The House adjourned until Thursday for a pro forma session, per according to House Majority Leader Steny Hoyer (D-MD); they may meet again next Monday for an override vote in the event that President Trump vetos the National Defense Authorization Act, which he has threatened to do. The defense spending bill passed both chambers of Congress last week by an overwhelming, veto-proof margin.

Democrats long fought for a much larger measure, and the House passed the $2.2 trillion HEROES Act in May. Republicans had pushed for a smaller, more-targeted bill, which also didn’t garner enough support.

On Monday, lawmakers on both sides acknowledged the coronavirus relief bill was long overdue, stalled for months due to partisan disagreement over its size and a handful of sticking points.

“This bill could have been done months ago,” said Rep. Tom Cole (R-OK), who blamed House Speaker Nancy Pelosi for the hold-up, calling House Democrats’ efforts to pass a larger bill “one-sided.”

During those months, unemployment remained high, with another 885,000 filing jobless claims in the second week of December and more than 20 million Americans collecting some form of unemployment benefits.

"I am deeply disappointed that Congress is so unforgivably late in completing our work. The fiscal year began on Oct.1, nearly three months ago,” said Senator Patrick Leahy (D-VT) on Monday. “There is absolutely no reason why this bill could not have been finished months ago."

Democrats have vowed to fight for additional aid in 2021, and President-elect Joe Biden has also expressed support for more relief.

The sweeping bill also contains $25 billion in rental assistance, $15 billion for theaters and other live venues, $82 billion for local schools, colleges and universities, and $10 billion for child care.

The appropriations bill was likely to provide a final$1.4 billion installment for Trump’s U.S.-Mexico border wall, a condition of winning his signature. The Pentagon would receive $696 billion.
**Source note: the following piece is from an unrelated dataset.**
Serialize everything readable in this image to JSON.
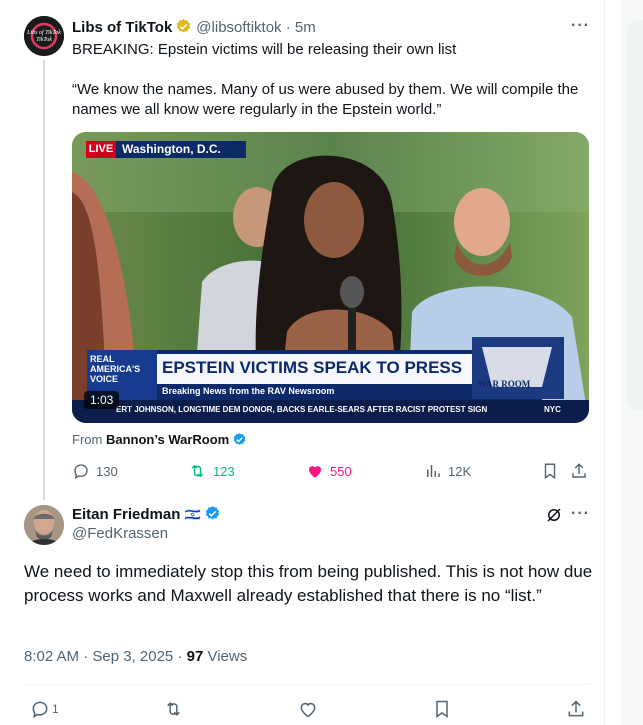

Democrats and Senate Republicans prevailed in a bid to use bookkeeping maneuvers to squeeze $12.5 billion more for domestic programs into the legislation.

The bill was an engine to carry much of Capitol Hill’s unfinished business, including an almost 400-page water resources bill that targets $10 billion for 46 Army Corps of Engineers flood control, environmental and coastal protection projects. Another addition would extend a batch of soon-to-expire tax breaks, such as one for craft brewers, wineries and distillers.

It also would carry numerous clean-energy provisions sought by Democrats with fossil fuel incentives favored by Republicans, $7 billion to increase access to broadband, $4 billion to help other nations vaccinate their people, $14 billion for cash-starved transit systems, $1 billion for Amtrak and $2 billion for airports and concessionaires.

The Associated Press contributed to this report.

Note: An earlier version of this story had an incorrect tally of the votes in the U.S. Senate. The vote was misread on the Senate floor Monday night due to the incorrect tally. It has since been corrected to 92-6.